Till date I have received no reply from the Sindh University in writing. All I was told on the telephone was that the university was seized of the matter. Thanks to the vice chancellor that finally the university is seized of the matter. Otherwise the university took no notice of the anomalies or what the IMSA authorities called “irregularities” which had been going on for the last two years.
What the inspector of colleges had been doing these two years, if one may ask. The most important thing is the future of the students who have been paying regular fees and have wasted two precious years but they know not whether they will be given degrees.
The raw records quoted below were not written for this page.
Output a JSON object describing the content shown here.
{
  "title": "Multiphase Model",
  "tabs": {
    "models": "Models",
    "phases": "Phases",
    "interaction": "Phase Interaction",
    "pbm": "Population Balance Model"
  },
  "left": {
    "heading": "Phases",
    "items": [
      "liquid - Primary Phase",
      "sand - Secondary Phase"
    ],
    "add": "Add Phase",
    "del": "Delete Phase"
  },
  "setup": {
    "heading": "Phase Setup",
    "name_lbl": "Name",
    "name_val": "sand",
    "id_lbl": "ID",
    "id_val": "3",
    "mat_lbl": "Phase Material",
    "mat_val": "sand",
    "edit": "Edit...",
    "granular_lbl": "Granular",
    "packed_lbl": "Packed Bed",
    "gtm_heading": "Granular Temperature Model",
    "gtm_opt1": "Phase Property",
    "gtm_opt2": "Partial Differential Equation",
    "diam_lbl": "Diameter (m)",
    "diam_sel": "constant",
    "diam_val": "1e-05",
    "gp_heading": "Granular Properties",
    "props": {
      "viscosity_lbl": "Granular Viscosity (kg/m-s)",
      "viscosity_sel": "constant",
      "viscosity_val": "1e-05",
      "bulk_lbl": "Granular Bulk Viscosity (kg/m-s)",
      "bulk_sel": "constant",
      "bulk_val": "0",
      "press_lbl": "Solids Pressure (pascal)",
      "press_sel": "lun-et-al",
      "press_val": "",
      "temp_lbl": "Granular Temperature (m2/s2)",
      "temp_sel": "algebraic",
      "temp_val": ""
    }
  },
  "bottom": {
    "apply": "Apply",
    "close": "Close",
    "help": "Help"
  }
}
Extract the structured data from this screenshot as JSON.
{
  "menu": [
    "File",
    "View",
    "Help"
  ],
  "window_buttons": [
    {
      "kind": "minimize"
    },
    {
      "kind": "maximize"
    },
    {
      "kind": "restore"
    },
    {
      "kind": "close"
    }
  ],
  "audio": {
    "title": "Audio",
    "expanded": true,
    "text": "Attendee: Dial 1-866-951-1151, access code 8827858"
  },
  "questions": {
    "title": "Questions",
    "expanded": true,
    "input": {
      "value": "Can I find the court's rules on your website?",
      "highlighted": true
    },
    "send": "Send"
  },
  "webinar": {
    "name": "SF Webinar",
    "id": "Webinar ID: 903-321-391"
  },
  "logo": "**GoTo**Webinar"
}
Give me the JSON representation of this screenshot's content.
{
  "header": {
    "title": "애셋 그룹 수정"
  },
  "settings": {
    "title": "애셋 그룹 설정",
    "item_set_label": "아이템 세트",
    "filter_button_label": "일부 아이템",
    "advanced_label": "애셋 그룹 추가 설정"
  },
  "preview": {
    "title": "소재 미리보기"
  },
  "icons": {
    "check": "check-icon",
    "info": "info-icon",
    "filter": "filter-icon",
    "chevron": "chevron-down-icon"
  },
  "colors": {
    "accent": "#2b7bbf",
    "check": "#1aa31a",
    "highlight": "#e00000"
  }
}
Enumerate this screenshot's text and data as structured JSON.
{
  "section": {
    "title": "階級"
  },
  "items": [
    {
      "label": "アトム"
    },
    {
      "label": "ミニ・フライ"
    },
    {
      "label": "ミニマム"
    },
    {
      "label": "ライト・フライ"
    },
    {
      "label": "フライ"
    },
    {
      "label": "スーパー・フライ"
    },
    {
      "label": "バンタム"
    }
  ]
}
Another interesting thing is that to lure the students the IMSA has also issued a brochure, attaching newspapers’ clippings, that Germany required 75,000 IT experts and that the US Senate has agreed to increase the number of visas available for skilled foreign workers in their high-tech companies facing the shortage of skilled people to employ.
The students have also complained that although the IMSA had offered a number of computer courses, including BCS, BCIT, and MCIT, but all its teachers are not qualified. Moreover, some of the courses, including MCIT, which take three years to complete by the Sindh University are completed in two years by the IMSA. Another anomaly is that the IMSA started the MCIT course when it was not even in existence in the Sindh University.
Will the education department take any notice of these irregularities?